Dissenters' reviews tend to focus on the film's abrupt ending and perceive the emotional and philosophical undertones as unnecessary. Siobhan Synnot of The Scotsman gave the film two stars, commenting that "On the down side, there's a lot of dull pretentious philosophizing about the heartlessness of nature and God. On the up side, you get to see a man punch a wolf in the face." Some reviewers and analysts have described the film as having an atheist theme, due to characters such as John Ottway (Liam Neeson) pleading for divine help but not getting any.

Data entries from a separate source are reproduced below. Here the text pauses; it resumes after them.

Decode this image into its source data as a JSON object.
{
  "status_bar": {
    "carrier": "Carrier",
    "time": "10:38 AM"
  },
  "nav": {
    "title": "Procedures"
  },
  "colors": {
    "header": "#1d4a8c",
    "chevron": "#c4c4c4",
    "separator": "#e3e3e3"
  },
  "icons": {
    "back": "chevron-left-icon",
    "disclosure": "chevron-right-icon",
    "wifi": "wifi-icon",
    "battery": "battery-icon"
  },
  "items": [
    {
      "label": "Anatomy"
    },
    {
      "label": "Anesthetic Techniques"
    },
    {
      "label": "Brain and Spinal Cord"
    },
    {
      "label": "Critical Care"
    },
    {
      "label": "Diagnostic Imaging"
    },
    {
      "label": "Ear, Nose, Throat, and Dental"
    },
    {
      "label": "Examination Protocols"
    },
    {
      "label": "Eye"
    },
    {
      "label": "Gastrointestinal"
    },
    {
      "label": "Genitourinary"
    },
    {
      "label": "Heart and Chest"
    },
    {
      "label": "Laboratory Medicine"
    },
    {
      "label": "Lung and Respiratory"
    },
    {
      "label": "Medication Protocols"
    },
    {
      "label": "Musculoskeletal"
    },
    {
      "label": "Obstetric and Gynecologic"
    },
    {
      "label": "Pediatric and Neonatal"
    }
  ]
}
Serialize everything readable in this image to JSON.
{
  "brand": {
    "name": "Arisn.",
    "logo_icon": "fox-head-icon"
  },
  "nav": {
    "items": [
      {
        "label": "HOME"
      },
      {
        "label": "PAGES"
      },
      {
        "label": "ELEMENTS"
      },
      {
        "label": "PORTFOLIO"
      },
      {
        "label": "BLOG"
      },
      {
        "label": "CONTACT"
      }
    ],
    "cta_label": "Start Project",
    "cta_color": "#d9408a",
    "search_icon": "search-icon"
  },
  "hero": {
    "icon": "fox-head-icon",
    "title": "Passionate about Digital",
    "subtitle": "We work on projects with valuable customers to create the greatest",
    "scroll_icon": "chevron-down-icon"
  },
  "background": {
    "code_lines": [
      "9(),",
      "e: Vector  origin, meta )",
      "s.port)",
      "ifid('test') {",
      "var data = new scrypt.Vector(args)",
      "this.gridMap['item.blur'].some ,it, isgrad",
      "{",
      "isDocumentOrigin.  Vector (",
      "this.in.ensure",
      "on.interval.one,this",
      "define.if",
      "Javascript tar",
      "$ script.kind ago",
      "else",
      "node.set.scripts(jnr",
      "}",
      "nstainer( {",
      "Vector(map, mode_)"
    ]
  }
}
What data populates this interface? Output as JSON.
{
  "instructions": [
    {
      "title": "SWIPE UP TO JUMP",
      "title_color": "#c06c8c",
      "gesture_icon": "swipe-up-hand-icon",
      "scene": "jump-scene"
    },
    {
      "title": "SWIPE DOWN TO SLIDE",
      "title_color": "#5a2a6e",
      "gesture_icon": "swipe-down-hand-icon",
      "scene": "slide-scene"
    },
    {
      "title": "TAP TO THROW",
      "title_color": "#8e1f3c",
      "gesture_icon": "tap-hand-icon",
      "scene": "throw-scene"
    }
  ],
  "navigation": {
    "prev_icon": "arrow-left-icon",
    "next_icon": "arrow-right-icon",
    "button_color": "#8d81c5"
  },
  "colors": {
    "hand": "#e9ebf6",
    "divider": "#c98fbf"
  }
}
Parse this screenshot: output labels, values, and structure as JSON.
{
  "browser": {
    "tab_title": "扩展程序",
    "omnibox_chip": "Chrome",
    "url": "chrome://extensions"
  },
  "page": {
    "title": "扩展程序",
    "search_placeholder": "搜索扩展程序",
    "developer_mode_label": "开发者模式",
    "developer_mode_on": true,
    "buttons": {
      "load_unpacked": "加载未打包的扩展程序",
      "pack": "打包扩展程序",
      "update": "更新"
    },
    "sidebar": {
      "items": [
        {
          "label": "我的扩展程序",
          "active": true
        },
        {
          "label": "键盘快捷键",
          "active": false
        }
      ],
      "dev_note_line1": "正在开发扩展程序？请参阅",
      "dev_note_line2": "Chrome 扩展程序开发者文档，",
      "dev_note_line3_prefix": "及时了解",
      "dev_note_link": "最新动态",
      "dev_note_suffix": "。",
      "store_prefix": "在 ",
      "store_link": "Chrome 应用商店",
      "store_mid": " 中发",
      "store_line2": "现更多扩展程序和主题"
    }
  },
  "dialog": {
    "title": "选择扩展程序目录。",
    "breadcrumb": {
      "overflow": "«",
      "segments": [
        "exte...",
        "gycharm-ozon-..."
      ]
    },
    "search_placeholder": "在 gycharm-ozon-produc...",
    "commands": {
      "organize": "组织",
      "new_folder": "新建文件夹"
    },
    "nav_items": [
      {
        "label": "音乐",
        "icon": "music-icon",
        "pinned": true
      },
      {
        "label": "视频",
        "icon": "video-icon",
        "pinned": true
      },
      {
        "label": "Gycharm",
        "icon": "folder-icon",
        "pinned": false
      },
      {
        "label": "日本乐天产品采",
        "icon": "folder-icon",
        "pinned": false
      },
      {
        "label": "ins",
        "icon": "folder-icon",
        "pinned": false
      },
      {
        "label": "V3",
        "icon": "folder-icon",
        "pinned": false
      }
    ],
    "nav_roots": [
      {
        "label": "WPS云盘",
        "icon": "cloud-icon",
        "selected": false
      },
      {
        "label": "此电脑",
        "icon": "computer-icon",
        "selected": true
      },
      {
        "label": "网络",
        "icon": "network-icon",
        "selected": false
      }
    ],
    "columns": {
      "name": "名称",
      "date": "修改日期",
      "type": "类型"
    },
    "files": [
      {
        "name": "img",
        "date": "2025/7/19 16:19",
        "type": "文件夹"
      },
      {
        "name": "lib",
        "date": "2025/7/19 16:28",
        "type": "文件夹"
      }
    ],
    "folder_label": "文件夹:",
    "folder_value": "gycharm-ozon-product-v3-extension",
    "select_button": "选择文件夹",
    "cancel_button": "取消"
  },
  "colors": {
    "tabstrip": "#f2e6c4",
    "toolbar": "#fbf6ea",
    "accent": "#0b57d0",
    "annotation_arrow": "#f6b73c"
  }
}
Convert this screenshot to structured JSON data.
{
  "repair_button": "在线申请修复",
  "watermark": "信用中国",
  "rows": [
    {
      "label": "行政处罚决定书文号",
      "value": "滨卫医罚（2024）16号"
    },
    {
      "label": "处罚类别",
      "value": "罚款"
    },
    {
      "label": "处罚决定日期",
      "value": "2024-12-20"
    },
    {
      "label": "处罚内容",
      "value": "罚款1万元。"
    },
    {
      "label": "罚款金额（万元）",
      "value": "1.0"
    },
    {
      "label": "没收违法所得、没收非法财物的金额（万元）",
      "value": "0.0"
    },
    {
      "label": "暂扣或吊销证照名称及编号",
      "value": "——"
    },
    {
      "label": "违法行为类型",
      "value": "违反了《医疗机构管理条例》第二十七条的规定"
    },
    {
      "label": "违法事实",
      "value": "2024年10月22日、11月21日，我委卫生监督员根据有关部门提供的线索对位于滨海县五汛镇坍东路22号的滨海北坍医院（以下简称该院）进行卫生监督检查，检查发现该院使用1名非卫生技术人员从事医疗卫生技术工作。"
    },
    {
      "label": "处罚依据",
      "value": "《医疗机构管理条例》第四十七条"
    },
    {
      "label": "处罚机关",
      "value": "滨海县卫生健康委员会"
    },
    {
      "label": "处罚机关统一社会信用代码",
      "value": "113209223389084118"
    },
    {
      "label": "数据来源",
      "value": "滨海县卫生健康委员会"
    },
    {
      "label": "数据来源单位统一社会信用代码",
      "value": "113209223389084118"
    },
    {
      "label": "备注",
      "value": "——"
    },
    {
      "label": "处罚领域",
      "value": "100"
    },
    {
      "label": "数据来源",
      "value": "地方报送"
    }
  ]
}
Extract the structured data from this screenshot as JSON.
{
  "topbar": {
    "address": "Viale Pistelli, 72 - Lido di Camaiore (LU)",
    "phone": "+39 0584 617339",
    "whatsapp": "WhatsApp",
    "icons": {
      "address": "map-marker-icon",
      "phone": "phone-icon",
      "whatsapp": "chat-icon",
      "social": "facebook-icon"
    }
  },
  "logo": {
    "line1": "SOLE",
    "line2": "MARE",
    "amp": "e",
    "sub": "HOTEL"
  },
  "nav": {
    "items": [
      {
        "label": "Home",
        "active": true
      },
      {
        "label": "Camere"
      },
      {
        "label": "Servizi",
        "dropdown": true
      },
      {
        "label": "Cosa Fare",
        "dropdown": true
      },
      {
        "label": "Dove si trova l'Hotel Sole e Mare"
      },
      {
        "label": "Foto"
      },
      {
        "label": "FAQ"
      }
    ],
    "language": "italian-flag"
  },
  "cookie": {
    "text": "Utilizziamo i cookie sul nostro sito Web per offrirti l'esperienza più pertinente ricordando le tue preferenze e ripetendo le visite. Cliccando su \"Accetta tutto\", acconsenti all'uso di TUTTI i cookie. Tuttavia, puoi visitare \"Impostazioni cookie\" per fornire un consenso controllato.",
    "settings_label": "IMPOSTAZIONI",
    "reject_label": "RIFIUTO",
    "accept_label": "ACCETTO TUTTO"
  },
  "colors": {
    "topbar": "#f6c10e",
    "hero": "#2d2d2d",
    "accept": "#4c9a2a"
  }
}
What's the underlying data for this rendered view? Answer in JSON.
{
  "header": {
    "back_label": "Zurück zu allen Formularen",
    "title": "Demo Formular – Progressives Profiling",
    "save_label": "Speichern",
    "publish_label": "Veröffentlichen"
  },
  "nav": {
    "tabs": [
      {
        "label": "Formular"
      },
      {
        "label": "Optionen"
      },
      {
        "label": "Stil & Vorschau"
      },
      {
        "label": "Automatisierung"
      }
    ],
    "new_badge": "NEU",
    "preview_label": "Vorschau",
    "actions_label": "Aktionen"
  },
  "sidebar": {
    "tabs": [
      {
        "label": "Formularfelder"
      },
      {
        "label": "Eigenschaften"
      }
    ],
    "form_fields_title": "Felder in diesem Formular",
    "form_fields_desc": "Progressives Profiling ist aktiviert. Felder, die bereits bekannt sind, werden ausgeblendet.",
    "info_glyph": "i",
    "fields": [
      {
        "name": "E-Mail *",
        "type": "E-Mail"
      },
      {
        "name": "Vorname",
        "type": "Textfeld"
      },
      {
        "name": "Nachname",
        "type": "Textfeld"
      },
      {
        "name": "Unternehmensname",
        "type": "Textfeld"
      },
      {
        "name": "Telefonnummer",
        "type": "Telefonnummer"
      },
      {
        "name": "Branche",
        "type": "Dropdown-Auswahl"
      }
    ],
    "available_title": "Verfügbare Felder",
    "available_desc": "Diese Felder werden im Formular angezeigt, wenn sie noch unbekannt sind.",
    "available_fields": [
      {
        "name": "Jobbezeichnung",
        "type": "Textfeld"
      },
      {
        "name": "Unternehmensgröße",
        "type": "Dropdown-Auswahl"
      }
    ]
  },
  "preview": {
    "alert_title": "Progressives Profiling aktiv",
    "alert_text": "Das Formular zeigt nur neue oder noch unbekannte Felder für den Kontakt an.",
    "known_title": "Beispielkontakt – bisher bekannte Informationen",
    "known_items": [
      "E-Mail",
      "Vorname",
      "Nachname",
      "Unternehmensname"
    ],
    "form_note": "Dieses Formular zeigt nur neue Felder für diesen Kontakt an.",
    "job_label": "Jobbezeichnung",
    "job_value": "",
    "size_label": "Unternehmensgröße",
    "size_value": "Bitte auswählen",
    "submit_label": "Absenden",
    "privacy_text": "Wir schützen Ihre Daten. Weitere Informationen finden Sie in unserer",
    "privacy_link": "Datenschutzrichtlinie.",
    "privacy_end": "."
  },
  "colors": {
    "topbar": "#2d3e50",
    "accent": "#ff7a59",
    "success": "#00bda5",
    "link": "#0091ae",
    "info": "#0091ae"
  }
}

The Grey opened in North America on January 27, 2012 in 3,185 theaters and grossed $19.7 million in its opening weekend, with an average of $6,174 per theater, finishing first. The film ultimately earned $51.6 million domestically, and $25.7 million internationally, for a total of $77.3 million, against its $25 million production budget.
On January 19, 2012, British Columbia's The Province featured an article about the movie's crew buying four wolf carcasses from a local trapper, two for props for the film and two wolves for the cast to eat. This angered environmentalists and animal activists, who were already irate that the film depicts wolves in a negative light, specifically at a time when grey wolves had recently been removed from the Endangered Species Act in many western American states. In response to the portrayal of wolves in the film, groups including PETA and WildEarth Guardians started drives to boycott the film. Open Road responded by placing a fact sheet about the grey wolf on the film's official website, with cooperation from the Sierra Club. Carnahan responded by downplaying the significance of the violent wolves portrayed in the film, instead highlighting the significance of man's internal struggle for survival.